L’eau potable peut-elle cohabiter avec un projet industriel de méthanisation à quelques centaines de mètres d’un captage stratégique ? À Andrest, près de 120 personnes sont venues chercher des réponses lors d’une réunion publique qui a placé la protection de la ressource en eau au cœur des débats.

La salle était particulièrement attentive lors de la réunion publique organisée par l’ADRISE à Andrest autour du projet de méthaniseur METHAVERT 65, envisagé à Oursbelille. Près de 120 personnes ont participé à cette rencontre d’information consacrée à un dossier qui suscite de nombreuses interrogations sur le territoire, notamment en raison de la proximité du futur site avec le captage d’eau potable d’Oursbelille. Parmi les participants figuraient de nombreux habitants, mais aussi plusieurs maires et élus des communes concernées par cette ressource en eau, qui alimente environ 12 000 habitants répartis sur 26 communes. 

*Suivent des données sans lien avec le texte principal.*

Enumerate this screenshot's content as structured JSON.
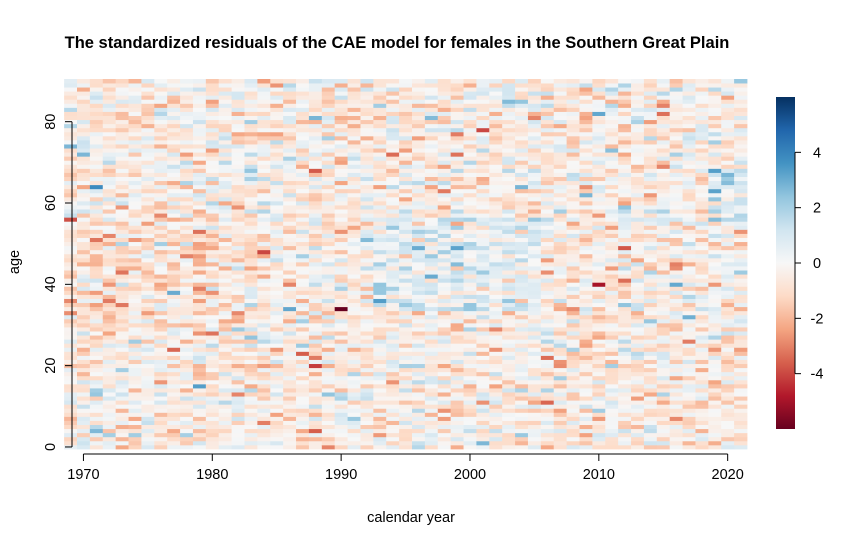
{
  "chart_data": {
    "type": "heatmap",
    "title": "The standardized residuals of the CAE model for females in the Southern Great Plain",
    "xlabel": "calendar year",
    "ylabel": "age",
    "x_range": [
      1969,
      2021
    ],
    "y_range": [
      0,
      90
    ],
    "xlim": [
      1969.5,
      2021.5
    ],
    "ylim": [
      -0.5,
      90.5
    ],
    "x_ticks": [
      1970,
      1980,
      1990,
      2000,
      2010,
      2020
    ],
    "y_ticks": [
      0,
      20,
      40,
      60,
      80
    ],
    "colorbar": {
      "range": [
        -6,
        6
      ],
      "ticks": [
        -4,
        -2,
        0,
        2,
        4
      ],
      "palette": [
        "#67001f",
        "#b2182b",
        "#d6604d",
        "#f4a582",
        "#fddbc7",
        "#f7f7f7",
        "#d1e5f0",
        "#92c5de",
        "#4393c3",
        "#2166ac",
        "#053061"
      ]
    },
    "grid": false,
    "note_values": "Residual matrix (53 years x 91 ages) is noise-like; values are approximated by a seeded pseudo-random field with mean near 0, slight negative bias for ages 30-55 before 1985 and positive bias for ages 35-55 during 1993-2005."
  }
}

Un débat centré sur la protection de la ressource en eau

Dès l’ouverture de la réunion, l’ADRISE a tenu à préciser sa position. L’association a rappelé qu’elle n’était opposée ni à la méthanisation en tant que technologie, ni au monde agricole, ni au développement des énergies renouvelables. Selon ses représentants, la question centrale porte sur la compatibilité de l’implantation du projet avec la préservation à long terme d’un captage d’eau potable considéré comme particulièrement sensible. L’association a ainsi mis en avant plusieurs éléments qu’elle estime déterminants dans l’analyse du dossier : la proximité du projet avec le captage, la vulnérabilité hydrogéologique du secteur, certaines incertitudes relevées dans les documents disponibles, l’application du principe de précaution, ainsi que la nécessité de privilégier l’évitement lorsque des ressources stratégiques en eau potable sont concernées. L’ADRISE a également attiré l’attention sur les effets cumulés potentiels du projet dans un territoire déjà soumis à différentes pressions environnementales.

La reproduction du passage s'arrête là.